Simple PPC for logistic regression

Greetings all,

A while back I was asking about the simplest way to obtain a posterior predictive check in logistic regression. The ppc_error_binned function in Bayesplot doesn’t seem to work well as I think it requires proportions and not binary 1/0s. Any suggestions would be most appreciated.

Thanks,

David

My modelString is

modelString ="
data {
int <lower=0> n;
vector[n] age;
vector[n] male;
int <lower=0,upper=1> chd[n];
}
parameters {
real alpha;
real beta1;
real beta2;
}

transformed parameters {
real <lower=0> oddsbeta1;
real <lower=0> oddsbeta2;

oddsbeta1 = exp(beta1);
oddsbeta2 = exp(beta2);

}

model {
for (i in 1:n) {
chd[i] ~ bernoulli_logit(alpha + beta1male[i] + beta2age[i]);
}

// Priors
alpha ~ normal(0, .01);
beta1 ~ normal(2, .01);
beta2 ~ normal(.5, .01);
}

// To obtain the loo for logistic regression

generated quantities {
vector[n] log_lik;
int chd_rep[n];
for (i in 1:n) {
chd_rep[i] = bernoulli_logit_rng(alpha + beta1male[i] + beta2age[i]);
log_lik[i] = bernoulli_logit_lpmf(chd[i] | alpha + beta1male[i] + beta2age[i]);
}
}
"

1 Like

Hi David,

Do the responses in this thread cover what you’re after?

Hi Andrew,

The code I sent you got a bit messed up in the copying. In any case, the links that were in the previous post about PPCs for logistic regression were not helpful. Here is the code

modelString ="
data {
int <lower=0> n;
vector[n] age;
vector[n] male;
int <lower=0,upper=1> chd[n];
}
parameters {
real alpha;
real beta1;
real beta2;
}

transformed parameters {
real <lower=0> oddsbeta1;
real <lower=0> oddsbeta2;

oddsbeta1 = exp(beta1);
oddsbeta2 = exp(beta2);

}

model {
for (i in 1:n) {
chd[i] ~ bernoulli_logit(alpha + beta1age[i] + beta2male[i]);
}

// Priors
alpha ~ normal(0, .01);
beta1 ~ normal(2, .01);
beta2 ~ normal(.5, .01);
}

generated quantities {
real chd_rep[n];
for (i in 1:n) {
chd_rep[i] = bernoulli_logit_rng(alpha + beta1age[i] + beta2male[i]);
}

}
"

Everything runs just fine, but when I run the command

ppc_stat(y = chd, yrep = chd_rep, stat = “mean”)

I get the following message

Error: object ‘chd_rep’ not found

Thanks for looking at this.

David

Hi David,

The error:

Error: object ‘chd_rep’ not found

Implies that you haven’t extracted the chd_rep estimates from the stanfit object before calling ppc_stat.

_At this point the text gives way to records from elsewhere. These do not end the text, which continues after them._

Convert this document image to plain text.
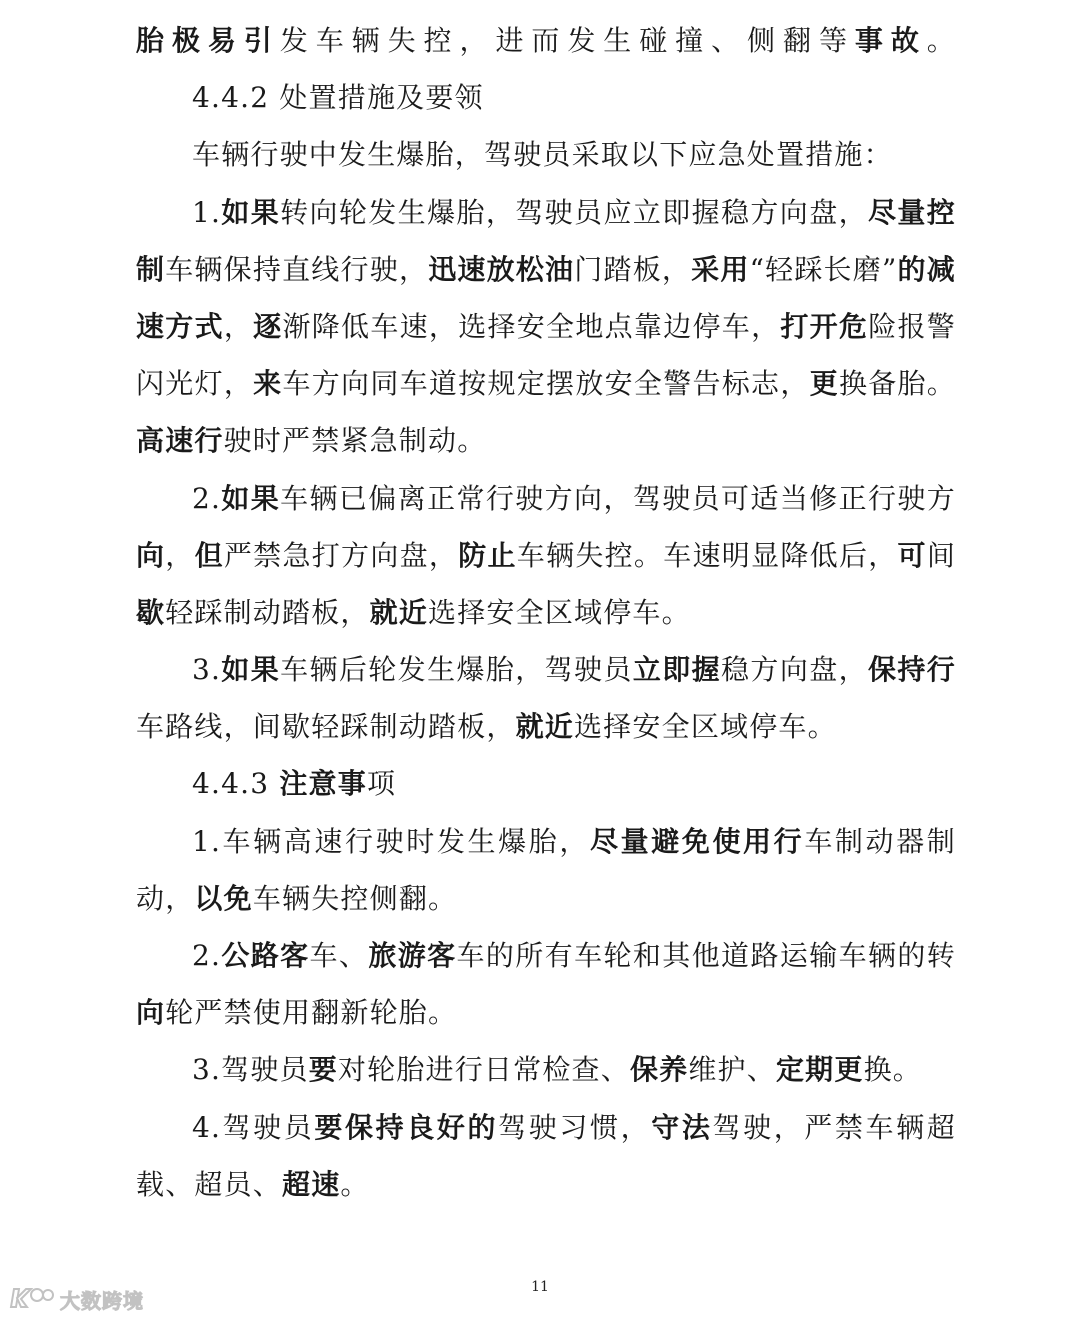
胎极易引发车辆失控，进而发生碰撞、侧翻等事故。
4.4.2 处置措施及要领
车辆行驶中发生爆胎，驾驶员采取以下应急处置措施：
1.如果转向轮发生爆胎，驾驶员应立即握稳方向盘，尽量控
制车辆保持直线行驶，迅速放松油门踏板，采用“轻踩长磨”的减
速方式，逐渐降低车速，选择安全地点靠边停车，打开危险报警
闪光灯，来车方向同车道按规定摆放安全警告标志，更换备胎。
高速行驶时严禁紧急制动。
2.如果车辆已偏离正常行驶方向，驾驶员可适当修正行驶方
向，但严禁急打方向盘，防止车辆失控。车速明显降低后，可间
歇轻踩制动踏板，就近选择安全区域停车。
3.如果车辆后轮发生爆胎，驾驶员立即握稳方向盘，保持行
车路线，间歇轻踩制动踏板，就近选择安全区域停车。
4.4.3 注意事项
1.车辆高速行驶时发生爆胎，尽量避免使用行车制动器制
动，以免车辆失控侧翻。
2.公路客车、旅游客车的所有车轮和其他道路运输车辆的转
向轮严禁使用翻新轮胎。
3.驾驶员要对轮胎进行日常检查、保养维护、定期更换。
4.驾驶员要保持良好的驾驶习惯，守法驾驶，严禁车辆超
载、超员、超速。
11
大数跨境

So given a stan model fitted via:

fitt_mod = stan(model, data)

You need to extract chd_rep into a matrix before passing it to ppc_stat, you can do this via:

chd_rep = extract(fitt_mod,"chd_rep")$chd_rep
ppc_stat(y=chd,yrep=chd_rep)

Hi Andrew,

That did the trick, but I’m still left with the problem of finding the correct way to plot chd against chd_rep. Every plot I try in ppc_ gives very strange figures. chd is coded 1/0, but the model should give the logit of chd and the logit of chd_rep, so a nice simple ppc density or histogram should come out. For example, when I run the following

chd_rep = extract(myfitCHD,“chd_rep”)$chd_rep
ppc_dens_overlay(y = chd, yrep = chd_rep)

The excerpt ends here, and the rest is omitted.